Date: Wednesday 11 March 2020
Time: 08:30 - 10:00
Location / Room: Exhibition Theatre

Chair:
Massimo Cecchetti, Mentor, A Siemens Business, US

Co-Chair:
Astrid Ernst, Mentor, A Siemens Business, US

One of the fastest growing areas of hardware and software design is artificial intelligence (AI)/machine learning (ML), fueled by the demand for more autonomous systems like self-driving vehicles and voice recognition for personal assistants. Many of these algorithms rely on convolutional neural networks (CNNs) to implement deep learning systems. While the concept of convolution is relatively straightforward, the application of CNNs to the ML domain has yielded dozens of different neural network approaches. These networks can be executed in software on CPUs/GPUs, the power requirements for these solutions make them impractical for most inferencing applications, the majority of which involve portable, low-power devices. To improve the power/performance, hardware teams are forming to create ML hardware acceleration blocks. However, the process of taking any one of these compute-intensive networks into hardware, especially energy-efficient hardware, is a time consuming process if the team employs a traditional RTL design flow. Consider all of these interdependent activities using a traditional flow: •Expressing the algorithm correctly in RTL. •Choosing the optimal bit-widths for kernel weights and local storage to meet the memory budget. •Designing the microarchitecture to have a low enough latency to be practical for the target application, while determining how the accelerator communicates across the system bus without killing the latency the team just fought for. •Verifying the algorithm early on and throughout the implementation process, especially in the context of the entire system. •Optimizing for power for mobile devices. •Getting the product to market on time. This domain is in desperate need of a productivity-boosting methodology shift away from an RTL flow.

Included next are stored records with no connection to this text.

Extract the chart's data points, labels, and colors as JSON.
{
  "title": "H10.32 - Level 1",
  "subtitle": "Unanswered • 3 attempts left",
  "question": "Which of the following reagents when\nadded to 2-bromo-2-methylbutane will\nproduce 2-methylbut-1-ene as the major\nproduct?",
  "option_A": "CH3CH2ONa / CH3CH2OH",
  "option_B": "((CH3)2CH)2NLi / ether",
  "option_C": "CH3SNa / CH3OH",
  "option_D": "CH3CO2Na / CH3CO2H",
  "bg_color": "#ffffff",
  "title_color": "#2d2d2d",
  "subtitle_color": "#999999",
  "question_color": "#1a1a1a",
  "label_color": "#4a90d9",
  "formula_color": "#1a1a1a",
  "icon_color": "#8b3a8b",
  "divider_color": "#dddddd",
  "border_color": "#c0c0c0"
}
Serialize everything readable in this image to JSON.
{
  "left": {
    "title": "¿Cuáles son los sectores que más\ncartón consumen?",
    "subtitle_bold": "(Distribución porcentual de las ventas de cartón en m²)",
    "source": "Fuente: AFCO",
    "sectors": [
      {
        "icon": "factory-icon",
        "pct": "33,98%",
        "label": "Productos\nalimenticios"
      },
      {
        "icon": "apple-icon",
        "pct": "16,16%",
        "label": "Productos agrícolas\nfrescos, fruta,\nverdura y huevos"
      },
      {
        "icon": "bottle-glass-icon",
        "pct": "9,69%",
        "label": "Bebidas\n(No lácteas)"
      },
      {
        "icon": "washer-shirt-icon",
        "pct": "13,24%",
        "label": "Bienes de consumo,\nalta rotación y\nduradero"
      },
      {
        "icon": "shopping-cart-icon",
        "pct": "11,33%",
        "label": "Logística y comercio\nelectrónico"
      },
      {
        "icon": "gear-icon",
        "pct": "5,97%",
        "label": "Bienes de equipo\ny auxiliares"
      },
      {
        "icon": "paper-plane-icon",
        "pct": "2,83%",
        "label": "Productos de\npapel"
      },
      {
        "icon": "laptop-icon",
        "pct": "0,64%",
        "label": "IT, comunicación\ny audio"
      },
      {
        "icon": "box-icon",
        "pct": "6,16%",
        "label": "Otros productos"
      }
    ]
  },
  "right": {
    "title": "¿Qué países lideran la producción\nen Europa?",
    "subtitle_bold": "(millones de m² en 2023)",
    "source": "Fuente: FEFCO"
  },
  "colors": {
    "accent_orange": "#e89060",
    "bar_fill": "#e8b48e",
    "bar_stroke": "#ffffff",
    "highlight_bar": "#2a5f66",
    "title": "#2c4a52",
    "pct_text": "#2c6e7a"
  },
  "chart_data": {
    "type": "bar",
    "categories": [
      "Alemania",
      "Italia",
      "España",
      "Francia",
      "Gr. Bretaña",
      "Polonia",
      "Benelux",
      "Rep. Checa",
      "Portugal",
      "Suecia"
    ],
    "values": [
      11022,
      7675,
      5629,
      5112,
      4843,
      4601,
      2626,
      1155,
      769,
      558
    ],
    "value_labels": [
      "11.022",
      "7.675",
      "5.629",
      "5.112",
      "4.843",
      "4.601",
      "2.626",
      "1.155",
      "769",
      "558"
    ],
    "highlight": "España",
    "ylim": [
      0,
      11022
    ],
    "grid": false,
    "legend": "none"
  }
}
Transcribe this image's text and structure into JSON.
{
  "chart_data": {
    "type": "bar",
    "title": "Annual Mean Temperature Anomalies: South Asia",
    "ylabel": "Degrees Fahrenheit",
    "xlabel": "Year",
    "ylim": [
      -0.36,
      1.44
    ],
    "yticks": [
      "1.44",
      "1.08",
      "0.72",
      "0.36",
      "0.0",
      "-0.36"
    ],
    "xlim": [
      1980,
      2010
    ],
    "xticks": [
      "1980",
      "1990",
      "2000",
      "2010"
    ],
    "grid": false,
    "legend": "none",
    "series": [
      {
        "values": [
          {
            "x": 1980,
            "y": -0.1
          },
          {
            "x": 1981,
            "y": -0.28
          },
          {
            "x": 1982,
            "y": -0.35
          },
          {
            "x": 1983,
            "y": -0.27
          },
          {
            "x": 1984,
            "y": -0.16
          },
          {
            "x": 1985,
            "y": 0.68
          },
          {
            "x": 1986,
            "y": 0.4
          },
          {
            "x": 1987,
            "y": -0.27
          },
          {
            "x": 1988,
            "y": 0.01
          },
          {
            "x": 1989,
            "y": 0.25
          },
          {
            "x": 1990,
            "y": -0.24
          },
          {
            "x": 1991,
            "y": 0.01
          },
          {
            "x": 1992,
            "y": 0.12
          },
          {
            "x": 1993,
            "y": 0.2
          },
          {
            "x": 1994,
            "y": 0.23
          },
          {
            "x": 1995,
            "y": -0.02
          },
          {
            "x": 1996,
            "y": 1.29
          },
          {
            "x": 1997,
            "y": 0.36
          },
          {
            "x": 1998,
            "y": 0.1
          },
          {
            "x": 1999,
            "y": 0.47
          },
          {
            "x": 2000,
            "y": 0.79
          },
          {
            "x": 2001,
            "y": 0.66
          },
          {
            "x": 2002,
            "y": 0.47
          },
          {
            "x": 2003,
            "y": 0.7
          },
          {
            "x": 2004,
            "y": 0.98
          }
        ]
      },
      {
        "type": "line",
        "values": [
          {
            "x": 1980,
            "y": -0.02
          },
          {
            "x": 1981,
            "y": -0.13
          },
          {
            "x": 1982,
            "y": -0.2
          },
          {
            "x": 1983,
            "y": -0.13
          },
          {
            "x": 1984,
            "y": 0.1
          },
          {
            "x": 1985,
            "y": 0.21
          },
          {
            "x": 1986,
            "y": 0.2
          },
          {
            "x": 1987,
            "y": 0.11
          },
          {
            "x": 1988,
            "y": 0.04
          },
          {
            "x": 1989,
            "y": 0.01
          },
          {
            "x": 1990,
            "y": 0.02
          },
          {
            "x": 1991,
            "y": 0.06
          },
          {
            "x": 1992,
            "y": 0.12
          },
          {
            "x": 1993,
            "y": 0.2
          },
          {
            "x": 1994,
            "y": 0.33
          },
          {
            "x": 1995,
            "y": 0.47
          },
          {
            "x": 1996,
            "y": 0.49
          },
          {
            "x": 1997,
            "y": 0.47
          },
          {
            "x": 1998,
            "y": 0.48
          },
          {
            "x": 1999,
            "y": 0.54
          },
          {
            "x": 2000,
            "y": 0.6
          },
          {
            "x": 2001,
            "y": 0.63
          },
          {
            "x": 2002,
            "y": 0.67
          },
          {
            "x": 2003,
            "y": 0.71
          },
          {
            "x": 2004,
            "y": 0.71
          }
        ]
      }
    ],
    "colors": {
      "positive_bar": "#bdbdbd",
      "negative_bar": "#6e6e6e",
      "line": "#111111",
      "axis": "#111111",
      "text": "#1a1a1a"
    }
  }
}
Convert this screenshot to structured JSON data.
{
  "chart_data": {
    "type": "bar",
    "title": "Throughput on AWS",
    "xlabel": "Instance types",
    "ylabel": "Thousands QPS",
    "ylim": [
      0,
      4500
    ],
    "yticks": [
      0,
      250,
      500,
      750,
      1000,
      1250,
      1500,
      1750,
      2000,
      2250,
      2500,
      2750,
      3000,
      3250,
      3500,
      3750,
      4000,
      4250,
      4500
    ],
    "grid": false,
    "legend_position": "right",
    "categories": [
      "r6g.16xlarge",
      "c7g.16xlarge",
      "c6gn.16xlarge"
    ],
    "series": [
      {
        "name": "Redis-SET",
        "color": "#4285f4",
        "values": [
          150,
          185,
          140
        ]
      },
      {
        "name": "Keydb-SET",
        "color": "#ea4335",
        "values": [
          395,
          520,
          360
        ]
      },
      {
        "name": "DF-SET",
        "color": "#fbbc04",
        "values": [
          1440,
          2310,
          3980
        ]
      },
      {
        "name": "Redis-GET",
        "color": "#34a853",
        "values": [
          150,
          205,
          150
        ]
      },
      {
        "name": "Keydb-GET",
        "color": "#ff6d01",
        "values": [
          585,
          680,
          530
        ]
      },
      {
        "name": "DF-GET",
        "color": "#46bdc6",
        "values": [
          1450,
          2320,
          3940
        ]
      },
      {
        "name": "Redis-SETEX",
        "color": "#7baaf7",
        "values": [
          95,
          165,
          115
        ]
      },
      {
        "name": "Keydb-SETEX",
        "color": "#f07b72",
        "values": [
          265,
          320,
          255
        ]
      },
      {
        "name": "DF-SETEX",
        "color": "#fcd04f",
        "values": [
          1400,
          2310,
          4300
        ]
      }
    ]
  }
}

Time	Label	Presentation Title Authors
08:30	5.8.1	INTRODUCTION TO HLS CONCEPTS OPEN-SOURCE IP AND REFERENCES DESIGNS ENABLING BUILDING AI ACCELERATION HARDWARE Author: Mike Fingeroff, Mentor, A Siemens Business, US Abstract HLS provides a hardware design solution for algorithm designers that generates high-quality RTL from C++ and/or SystemC descriptions that target ASIC, FPGA, or eFPGA implementations. By employing these elements of the HLS solution, teams can quickly develop quality high-performance, low-power hardware implementations: • Enables late-stage changes. Easily change C++ algorithms at any time and regenerate RTL code or target a new technology. • Rapidly explore options for power, performance, and area without changing source code. • Reduce design and verification time from one year to a few months and add new features in days not weeks, all using C/C++ code that contains 5x fewer lines of code than RTL.
09:00	5.8.2	EARLY SOC PERFORMANCE VERIFICATION USING SYSTEMC WITH NVIDIA MATCHLIB AND HLS Author: Stuart Swan, Mentor, A Siemens Business, US Abstract NVidia MatchLib is a new open-source library that enables much faster design and verification of SOCs using High-Level Synthesis. One of the primary objectives of MatchLib is to enable performance accurate modeling of SOCs in SystemC/C++. With these models, designers can identify and resolve issues such as bus and memory contention, arbitration strategies, and optimal interconnect structure at a much higher level of abstraction than RTL. In addition, much of the system level verification of the SOC can occur in SystemC/C++, before RTL is even created. This presentation will introduce NVidia Matchlib and flow (Figure 3) and its usage with Catapult HLS using some demonstration examples. Key Components of MatchLib: • Connections o Synthesizable Message Passing Framework o SystemC/C++ used to accurately model concurrent IO that synthesized HW will have o Automatic stall injection enables interconnect to be stress tested in SystemC • Parameterized AXI4 Fabric Components o Router/Splitter o Arbiter o AXI4 <-> AXI4Lite o Automatic burst segmentation and last bit generation • Parameterized Banked Memories, Crossbar, Reorder Buffer, Cache • Parameterized NOC components
09:30	5.8.3	CUSTOMER CASE STUDIES OF USING HLS FOR ULTRA-LOW POWER AI HARDWARE ACCELERATION Author: Ellie Burns, Mentor, A Siemens Business, US Abstract This presentation will review 3 customer case studies where HLS has been used for designs and applications that use AI/ML accelerated HW. All case studies are available as full customer authored white papers that detail both the design and the HLS use, design experience and lessons learned. The 3 customers studies will be NVIDIA - High-productivity IC Design for Machine Learning Accelerators FotoNation/Xperi - A Designer Life with HLS Faster Computer Vision Neural Networks Chips&Media - Deep Learning Accelerator Using HLS
10:00		End of session